Meyve ve sebzelerle muhabbet edesim geldi. İroniyi kinaye ile basite indirgemeden muzipçe kelimeler türetsek mesela. Şu fani dünyayı pasta tadına bulayıp yaş pastanın meyveli katlarını umutla çıkalım hayallere tırmanırken. Arası limoni olan küs kalplere limon çiçeğinin kokusunu armağan edip de portakal çiçeklerinden taçlar örüverelim. Zencefilli çayın kokusu çini bir fincanda tatlansın ki muhabbet çayı demlenmeden evvel demini tam kıvamında alsın papatya çayımız da. Ekmek arası düşler yapalım ve sevgiyle doysun sevilmeye aç olan mideler. Mis kokulu oda tütsüleri geçmiş zamanın izlerini taşıyarak barış küllerini zeytin dalıyla kanatlandırsın, barışın güvercini olsun her bir zeytin dalı. Zeytin dedim de ansızın aklıma esiverdi memleketim Kaz Dağları’nın mis kokusu. Ege Denizi ve Marmara Denizi’ne de kıyısı bulunan Kuvayı Milliye şehrimiz Balıkesir ile Balıkesir’in zeytin kokulu ilçesi Edremit dokundu kalemime. Edremit Körfezi’nin zeytin bahçeleri, incir kuşlarının zeytin dallarındaki neşesi, zeytin reçelinin ilgi çeken kokusu, zeytin sabununun turizmle buluşması, efelerin zeybekle dansı, Kaz Dağı’nın ıtır kokusu nasıl da doğduğum deniz şehri Bandırma ile memleketim Çanakkale’yi hatırlattı bana.
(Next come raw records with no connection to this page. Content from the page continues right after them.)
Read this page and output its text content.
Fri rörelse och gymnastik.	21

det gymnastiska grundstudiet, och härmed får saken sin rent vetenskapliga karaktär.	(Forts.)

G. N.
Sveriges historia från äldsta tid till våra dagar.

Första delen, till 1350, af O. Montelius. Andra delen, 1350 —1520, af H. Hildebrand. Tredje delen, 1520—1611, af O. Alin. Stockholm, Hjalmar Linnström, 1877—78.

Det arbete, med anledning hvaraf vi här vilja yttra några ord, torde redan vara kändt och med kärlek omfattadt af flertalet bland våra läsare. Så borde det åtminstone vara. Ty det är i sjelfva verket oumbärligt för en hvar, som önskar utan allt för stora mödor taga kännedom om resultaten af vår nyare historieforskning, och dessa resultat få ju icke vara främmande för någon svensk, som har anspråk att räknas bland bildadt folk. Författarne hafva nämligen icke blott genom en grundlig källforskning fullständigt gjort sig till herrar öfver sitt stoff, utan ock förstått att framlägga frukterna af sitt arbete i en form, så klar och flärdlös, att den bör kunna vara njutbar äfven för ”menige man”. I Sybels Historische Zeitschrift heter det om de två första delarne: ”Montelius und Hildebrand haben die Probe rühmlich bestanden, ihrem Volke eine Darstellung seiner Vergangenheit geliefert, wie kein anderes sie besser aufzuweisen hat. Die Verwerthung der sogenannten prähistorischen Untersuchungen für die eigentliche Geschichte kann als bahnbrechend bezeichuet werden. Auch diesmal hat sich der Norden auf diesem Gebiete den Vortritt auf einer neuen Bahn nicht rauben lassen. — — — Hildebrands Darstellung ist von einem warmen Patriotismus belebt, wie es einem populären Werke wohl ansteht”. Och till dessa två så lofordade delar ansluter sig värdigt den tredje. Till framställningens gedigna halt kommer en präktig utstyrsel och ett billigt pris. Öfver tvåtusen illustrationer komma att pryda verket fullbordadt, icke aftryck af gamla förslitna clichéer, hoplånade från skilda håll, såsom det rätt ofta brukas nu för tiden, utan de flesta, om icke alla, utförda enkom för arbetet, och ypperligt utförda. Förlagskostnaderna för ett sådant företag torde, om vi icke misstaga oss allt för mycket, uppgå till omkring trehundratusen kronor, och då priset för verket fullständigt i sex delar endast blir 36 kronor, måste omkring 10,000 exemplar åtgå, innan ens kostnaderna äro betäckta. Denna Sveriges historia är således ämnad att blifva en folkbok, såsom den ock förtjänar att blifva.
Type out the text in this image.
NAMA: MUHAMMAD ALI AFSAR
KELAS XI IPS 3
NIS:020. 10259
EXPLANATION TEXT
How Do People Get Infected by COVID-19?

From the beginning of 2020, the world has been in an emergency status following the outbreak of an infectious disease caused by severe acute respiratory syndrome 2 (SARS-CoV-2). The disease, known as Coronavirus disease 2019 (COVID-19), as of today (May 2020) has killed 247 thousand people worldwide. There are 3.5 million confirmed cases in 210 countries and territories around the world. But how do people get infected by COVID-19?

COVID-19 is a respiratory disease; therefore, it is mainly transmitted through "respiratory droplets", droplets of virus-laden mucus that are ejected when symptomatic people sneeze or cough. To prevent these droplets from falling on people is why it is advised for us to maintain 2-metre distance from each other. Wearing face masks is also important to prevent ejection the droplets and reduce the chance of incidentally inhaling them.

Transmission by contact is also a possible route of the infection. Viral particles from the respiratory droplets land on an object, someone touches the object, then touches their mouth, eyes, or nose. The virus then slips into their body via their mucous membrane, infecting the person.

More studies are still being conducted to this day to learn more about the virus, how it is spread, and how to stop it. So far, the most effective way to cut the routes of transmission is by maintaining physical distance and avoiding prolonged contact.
Zeytin deyip geçme azizim! Toprağa bir verirsin, sana bin verir. Bir zeytin fidanının yetişip de verimli meyve vermesi için yüz seneyi sabırla bekle ki üç asır evvelki dededen kalma zeytinlik arazilerini torunlarına dahi mirasta pay edesin. Hani bazı muhterem zatların amel defterleri öldükten sonra da kapanmazmış. Zeytinlik arazisini vakıflara bağış yapan, birkaç dönümlük mandalina ve zeytin bahçesini okul inşası amacıyla vasiyetinde notere imzalayan, bir zeytin tanesi ve yarım hurma sevabıyla yetimlerin iftar sofralarına ikramda bulunan, kendisi fakir lâkin yüreği zengin Anadolu insanımız var. Elma kurabiyesinin tadında buluşur bir avuç ceviz içi, zeytine randevu vermiştir zeytinli poğaçanın çocuksu düşleri. Düşlerini biriktir ve gülüşlerini topla da gel bana. Bir şiir yazalım ki meyveler aşkına, sebzeler aşkına şaşkınlığa uğrasın şu dünya. Barış güvercininin zeytin dalına yuva yapan deniz kokusu insanlıkla buluşsun. Doğallıkla kalın.